Short-term nature of trade credit is a cause for concern.
Foreign investors are wary of Nigeria due to the country’s current economic climate, which is characterized by negative interest rates, a significant foreign exchange imbalance, low and falling forex reserves, and a lack of clarity on monetary and fiscal policy. The problem has been exacerbated, according to KPMG, by the departure of multinational corporations like GlaxoSmithKline and Procter & Gamble (P&G), which have ceased their operations on the ground and have instead established business models that are led by imports and distributors.
Concerningly, the firm stated that the short-term nature of trade credit, loans, and related kinds of capital inflows is a cause for concern, since they currently constitute the majority of capital inflows. Rapidly diminishing since the onset of Q1 2023, portfolio investment, encompassing investments in stocks, bonds, and various other securities, has undergone a staggering decline from $649.28 million to a mere $87.11 million during the third quarter of 2023. This alarming plunge has left the economy vulnerable to foreign exchange illiquidity as well as currency depreciation, consequently posing substantial risks.
Investors are still hesitant to commit or stay in Nigeria.
This decline in portfolio investment has exerted immense pressure on consumer price inflation and significantly reduced purchasing power, ultimately leading to a deceleration in economic growth, with a target rate of 3.75 percent in 2024, decreased employment growth (particularly due to ongoing declines in foreign direct investment), and instability in the broader macroeconomic landscape. In light of the ongoing global poly-crisis, KPMG warns that the economy becomes increasingly susceptible to international economic shocks, raising concerns. The reduction in foreign capital inflows, due to this vulnerability, restricts access to essential external funding for infrastructure projects, technological advancements, and various development initiatives.

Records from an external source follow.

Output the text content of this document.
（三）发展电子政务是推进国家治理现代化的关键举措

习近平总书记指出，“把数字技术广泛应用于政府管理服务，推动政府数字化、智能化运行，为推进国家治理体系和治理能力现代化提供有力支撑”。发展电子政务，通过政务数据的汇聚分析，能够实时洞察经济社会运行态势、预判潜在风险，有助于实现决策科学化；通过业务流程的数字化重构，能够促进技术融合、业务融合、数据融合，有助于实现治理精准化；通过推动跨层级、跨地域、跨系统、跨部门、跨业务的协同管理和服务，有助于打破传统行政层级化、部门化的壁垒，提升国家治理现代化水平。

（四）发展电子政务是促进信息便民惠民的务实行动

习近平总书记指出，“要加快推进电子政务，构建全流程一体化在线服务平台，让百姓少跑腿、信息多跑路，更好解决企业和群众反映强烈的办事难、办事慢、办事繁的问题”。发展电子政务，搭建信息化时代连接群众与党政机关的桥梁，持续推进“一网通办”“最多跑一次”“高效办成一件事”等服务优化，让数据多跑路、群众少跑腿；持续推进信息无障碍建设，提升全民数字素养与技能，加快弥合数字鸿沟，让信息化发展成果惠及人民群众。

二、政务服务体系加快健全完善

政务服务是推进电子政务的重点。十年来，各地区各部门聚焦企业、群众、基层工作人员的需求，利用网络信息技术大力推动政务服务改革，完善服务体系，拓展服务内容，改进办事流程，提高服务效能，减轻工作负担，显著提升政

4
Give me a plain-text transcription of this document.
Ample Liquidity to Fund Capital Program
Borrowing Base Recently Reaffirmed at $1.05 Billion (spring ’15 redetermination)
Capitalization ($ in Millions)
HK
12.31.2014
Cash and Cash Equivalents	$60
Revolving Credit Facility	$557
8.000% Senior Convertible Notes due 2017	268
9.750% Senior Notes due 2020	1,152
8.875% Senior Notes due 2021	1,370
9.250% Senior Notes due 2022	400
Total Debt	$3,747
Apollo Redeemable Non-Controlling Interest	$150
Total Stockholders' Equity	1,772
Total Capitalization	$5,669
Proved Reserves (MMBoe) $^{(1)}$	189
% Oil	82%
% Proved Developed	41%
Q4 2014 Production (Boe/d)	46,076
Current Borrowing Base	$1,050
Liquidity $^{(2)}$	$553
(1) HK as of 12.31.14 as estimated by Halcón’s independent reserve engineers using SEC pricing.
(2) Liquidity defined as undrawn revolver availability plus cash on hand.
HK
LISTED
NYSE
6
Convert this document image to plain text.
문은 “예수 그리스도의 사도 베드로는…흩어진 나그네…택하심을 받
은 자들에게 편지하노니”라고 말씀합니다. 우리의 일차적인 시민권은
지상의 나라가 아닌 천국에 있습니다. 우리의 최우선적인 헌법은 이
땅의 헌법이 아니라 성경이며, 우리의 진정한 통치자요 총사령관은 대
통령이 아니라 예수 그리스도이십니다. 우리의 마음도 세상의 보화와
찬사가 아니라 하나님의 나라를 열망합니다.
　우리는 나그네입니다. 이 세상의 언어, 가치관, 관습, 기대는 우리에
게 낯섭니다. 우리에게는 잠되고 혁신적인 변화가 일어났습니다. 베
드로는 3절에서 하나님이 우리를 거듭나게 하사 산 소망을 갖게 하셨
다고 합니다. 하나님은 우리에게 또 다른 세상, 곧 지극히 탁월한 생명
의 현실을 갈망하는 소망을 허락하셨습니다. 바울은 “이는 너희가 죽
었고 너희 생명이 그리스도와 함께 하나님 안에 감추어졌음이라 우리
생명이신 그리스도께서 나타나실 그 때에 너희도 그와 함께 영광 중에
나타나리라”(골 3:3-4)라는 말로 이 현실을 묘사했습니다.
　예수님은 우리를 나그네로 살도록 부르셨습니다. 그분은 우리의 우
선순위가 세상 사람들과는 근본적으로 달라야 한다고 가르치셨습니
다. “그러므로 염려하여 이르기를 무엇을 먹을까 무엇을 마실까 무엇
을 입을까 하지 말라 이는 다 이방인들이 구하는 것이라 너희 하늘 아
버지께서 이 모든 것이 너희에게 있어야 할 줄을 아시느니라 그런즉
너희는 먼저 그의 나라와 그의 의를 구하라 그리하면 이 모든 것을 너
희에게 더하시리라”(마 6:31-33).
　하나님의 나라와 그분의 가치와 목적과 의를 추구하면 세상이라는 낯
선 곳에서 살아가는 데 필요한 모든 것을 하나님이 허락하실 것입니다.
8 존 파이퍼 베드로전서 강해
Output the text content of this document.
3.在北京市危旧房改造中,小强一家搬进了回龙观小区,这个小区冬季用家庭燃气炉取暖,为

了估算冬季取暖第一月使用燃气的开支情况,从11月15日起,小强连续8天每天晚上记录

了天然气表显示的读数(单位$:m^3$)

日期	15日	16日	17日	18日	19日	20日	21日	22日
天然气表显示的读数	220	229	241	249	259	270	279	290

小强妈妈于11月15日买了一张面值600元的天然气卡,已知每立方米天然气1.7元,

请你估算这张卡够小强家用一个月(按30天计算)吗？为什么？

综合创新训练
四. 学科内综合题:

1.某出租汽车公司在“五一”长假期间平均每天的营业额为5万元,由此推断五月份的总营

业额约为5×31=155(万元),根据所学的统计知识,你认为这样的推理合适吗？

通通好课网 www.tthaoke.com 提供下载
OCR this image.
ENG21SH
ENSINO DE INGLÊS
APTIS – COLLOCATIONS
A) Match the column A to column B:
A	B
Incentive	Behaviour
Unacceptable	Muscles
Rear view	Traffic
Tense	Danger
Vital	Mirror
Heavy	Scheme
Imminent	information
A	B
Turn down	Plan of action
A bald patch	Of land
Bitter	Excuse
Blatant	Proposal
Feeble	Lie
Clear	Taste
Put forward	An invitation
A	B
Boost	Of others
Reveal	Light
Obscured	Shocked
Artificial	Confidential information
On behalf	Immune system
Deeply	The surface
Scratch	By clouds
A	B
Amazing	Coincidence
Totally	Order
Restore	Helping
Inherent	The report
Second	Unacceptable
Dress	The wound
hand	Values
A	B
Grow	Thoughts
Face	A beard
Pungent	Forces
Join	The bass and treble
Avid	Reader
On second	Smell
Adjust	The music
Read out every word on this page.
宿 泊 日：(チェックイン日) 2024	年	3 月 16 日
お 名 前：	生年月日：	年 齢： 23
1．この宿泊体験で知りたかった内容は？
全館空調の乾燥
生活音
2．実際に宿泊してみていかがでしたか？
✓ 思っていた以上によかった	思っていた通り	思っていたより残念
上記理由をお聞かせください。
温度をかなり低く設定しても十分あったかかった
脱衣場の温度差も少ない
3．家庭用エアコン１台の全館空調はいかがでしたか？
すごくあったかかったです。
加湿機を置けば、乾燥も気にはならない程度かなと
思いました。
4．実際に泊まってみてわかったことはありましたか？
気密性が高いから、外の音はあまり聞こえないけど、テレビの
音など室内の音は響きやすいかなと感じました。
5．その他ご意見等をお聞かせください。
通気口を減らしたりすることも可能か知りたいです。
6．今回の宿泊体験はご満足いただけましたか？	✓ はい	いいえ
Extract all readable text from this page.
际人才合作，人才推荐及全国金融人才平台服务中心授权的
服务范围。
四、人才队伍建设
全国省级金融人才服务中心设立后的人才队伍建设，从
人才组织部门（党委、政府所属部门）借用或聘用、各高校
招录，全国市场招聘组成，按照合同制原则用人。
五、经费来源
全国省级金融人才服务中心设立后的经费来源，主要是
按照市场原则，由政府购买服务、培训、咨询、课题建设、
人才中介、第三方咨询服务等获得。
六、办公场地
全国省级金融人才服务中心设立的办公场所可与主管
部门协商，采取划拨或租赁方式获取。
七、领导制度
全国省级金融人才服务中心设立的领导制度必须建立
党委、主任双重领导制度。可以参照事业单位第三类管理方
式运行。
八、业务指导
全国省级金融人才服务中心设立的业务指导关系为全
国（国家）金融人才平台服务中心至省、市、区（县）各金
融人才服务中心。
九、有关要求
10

Consequently, the cost of doing business escalates, investment opportunities lose their appeal, and the country’s competitiveness on a global scale dwindles. KPMG highlighted that, despite the acknowledged potential of Nigeria, investors are still hesitant to commit or stay in a nation plagued with concerns pertaining to infrastructure, logistics, connectivity, and operational efficiency. According to the firm, the investor community desires a stable and predictable business environment. However, the absence of these elements hinders the flow of capital.
Related Article: KPMG predicts Nigeria inflation to hit 30%
The firm urges immediate action to overturn this trend and regain investors’ trust within the Nigerian economy. This can be achieved by enhancing current measures to establish a secure and supportive macroeconomic atmosphere and implementing policies that are consistently favorable for investors. Nigeria has the potential to counteract this prevailing trend through enhanced infrastructure, bolstered competitiveness in macroeconomic principles, and the removal of hindrances posed by structural and regulatory obstacles that impede inflow and outflow of capital. This initiative requires effort by the Nigerian government and other key players must work together, KPMG said.